PRESS-NEWS.org - Press Release Distribution
FREE PRESS RELEASES DISTRIBUTION

A machine learning breakthrough: using satellite images to improve human lives

Berkeley-based project could support action worldwide on climate, health and poverty

A machine learning breakthrough: using satellite images to improve human lives
2021-07-20
(Press-News.org) Berkeley -- More than 700 imaging satellites are orbiting the earth, and every day they beam vast oceans of information -- including data that reflects climate change, health and poverty -- to databases on the ground. There's just one problem: While the geospatial data could help researchers and policymakers address critical challenges, only those with considerable wealth and expertise can access it.

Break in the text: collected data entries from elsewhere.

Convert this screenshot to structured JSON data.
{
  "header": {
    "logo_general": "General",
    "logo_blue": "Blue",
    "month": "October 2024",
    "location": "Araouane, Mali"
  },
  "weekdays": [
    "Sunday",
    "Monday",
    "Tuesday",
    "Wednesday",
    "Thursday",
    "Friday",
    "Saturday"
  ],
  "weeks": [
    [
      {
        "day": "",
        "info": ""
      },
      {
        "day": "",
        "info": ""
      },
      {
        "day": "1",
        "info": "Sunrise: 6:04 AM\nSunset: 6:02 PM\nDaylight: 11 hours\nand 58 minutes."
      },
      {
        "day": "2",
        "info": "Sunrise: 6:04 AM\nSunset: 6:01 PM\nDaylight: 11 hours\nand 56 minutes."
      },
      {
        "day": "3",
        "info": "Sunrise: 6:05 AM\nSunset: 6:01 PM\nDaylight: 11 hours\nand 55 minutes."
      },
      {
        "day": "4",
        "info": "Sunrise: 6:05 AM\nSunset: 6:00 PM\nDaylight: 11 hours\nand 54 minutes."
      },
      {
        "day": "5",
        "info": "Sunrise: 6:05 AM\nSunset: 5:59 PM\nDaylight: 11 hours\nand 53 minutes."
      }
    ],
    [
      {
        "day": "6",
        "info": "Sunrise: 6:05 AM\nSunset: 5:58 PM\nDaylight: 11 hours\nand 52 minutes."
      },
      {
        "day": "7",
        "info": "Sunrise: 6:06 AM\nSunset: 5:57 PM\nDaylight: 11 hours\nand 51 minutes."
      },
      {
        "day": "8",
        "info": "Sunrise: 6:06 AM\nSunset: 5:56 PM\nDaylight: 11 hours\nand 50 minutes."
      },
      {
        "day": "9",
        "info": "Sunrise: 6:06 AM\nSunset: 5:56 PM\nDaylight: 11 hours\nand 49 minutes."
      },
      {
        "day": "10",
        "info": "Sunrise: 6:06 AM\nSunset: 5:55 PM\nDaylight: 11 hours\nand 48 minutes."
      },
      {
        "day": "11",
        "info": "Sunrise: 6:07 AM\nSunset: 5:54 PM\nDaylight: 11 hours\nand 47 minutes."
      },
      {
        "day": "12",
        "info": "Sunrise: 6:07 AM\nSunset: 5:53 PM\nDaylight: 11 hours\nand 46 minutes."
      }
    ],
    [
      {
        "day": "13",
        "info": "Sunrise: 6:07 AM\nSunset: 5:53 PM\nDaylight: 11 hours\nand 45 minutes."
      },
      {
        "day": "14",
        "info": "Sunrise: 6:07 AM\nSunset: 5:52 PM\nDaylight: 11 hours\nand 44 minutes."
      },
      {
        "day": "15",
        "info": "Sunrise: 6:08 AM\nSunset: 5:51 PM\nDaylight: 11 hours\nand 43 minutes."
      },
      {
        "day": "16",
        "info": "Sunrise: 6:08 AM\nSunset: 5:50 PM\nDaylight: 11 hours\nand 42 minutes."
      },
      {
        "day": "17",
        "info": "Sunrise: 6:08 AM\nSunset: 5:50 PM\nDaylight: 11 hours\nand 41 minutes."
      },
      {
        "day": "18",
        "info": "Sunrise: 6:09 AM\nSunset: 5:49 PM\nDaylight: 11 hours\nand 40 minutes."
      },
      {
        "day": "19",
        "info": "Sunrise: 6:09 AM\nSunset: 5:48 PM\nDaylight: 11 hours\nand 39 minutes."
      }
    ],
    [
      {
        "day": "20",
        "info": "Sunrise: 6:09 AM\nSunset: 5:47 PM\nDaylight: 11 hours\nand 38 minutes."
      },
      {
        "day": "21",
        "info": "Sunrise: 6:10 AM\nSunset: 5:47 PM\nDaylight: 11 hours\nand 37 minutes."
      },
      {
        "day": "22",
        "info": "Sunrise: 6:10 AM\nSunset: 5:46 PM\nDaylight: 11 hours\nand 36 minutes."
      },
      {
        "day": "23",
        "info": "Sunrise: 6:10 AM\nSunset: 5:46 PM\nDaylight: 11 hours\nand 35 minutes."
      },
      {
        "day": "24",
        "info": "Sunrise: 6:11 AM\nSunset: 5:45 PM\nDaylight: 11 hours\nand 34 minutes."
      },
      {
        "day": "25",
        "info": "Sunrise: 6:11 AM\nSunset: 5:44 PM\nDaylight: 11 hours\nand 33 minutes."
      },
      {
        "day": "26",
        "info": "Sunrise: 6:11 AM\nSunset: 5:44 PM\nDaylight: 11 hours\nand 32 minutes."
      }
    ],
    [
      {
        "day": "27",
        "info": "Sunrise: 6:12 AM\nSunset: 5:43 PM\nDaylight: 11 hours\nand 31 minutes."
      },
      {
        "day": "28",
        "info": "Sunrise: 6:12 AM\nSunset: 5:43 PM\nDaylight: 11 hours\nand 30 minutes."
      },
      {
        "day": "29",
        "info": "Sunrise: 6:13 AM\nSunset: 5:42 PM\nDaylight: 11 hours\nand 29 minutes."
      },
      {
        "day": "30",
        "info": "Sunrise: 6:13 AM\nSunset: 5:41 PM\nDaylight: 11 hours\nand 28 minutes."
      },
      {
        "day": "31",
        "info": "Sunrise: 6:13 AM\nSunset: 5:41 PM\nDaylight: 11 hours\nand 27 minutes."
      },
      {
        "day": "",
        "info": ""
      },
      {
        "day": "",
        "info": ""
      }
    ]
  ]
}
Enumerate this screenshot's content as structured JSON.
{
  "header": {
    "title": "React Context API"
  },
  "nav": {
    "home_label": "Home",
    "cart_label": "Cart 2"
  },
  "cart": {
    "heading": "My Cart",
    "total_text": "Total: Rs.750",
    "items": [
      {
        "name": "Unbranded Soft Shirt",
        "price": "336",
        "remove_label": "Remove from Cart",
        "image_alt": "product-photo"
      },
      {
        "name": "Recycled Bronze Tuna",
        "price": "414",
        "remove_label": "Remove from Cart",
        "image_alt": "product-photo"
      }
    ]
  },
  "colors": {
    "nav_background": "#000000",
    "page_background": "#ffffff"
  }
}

Now, a team based at the University of California, Berkeley, has devised a machine learning system to tap the problem-solving potential of satellite imaging, using low-cost, easy-to-use technology that could bring access and analytical power to researchers and governments worldwide. The study, "A generalizable and accessible approach to machine learning with global satellite imagery," was published today (Tuesday, July 20) in the journal Nature Communications.

"Satellite images contain an incredible amount of data about the world, but the trick is how to translate the data into usable insights without having a human comb through every single image," said co-author Esther Rolf, a final-year Ph.D. student in computer science. "We designed our system for accessibility, so that one person should be able to run it on a laptop, without specialized training, to address their local problems."

"We're entering a regime in which our actions are having truly global impact," said co-author Solomon Hsiang, director of the Global Policy Lab at the Goldman School of Public Policy. "Things are moving faster than they've ever moved in the past. We're changing resource allocations faster than ever. We're transforming the planet. That requires a more responsive management system that is able to see these things happen, so that we can respond in a timely, effective way."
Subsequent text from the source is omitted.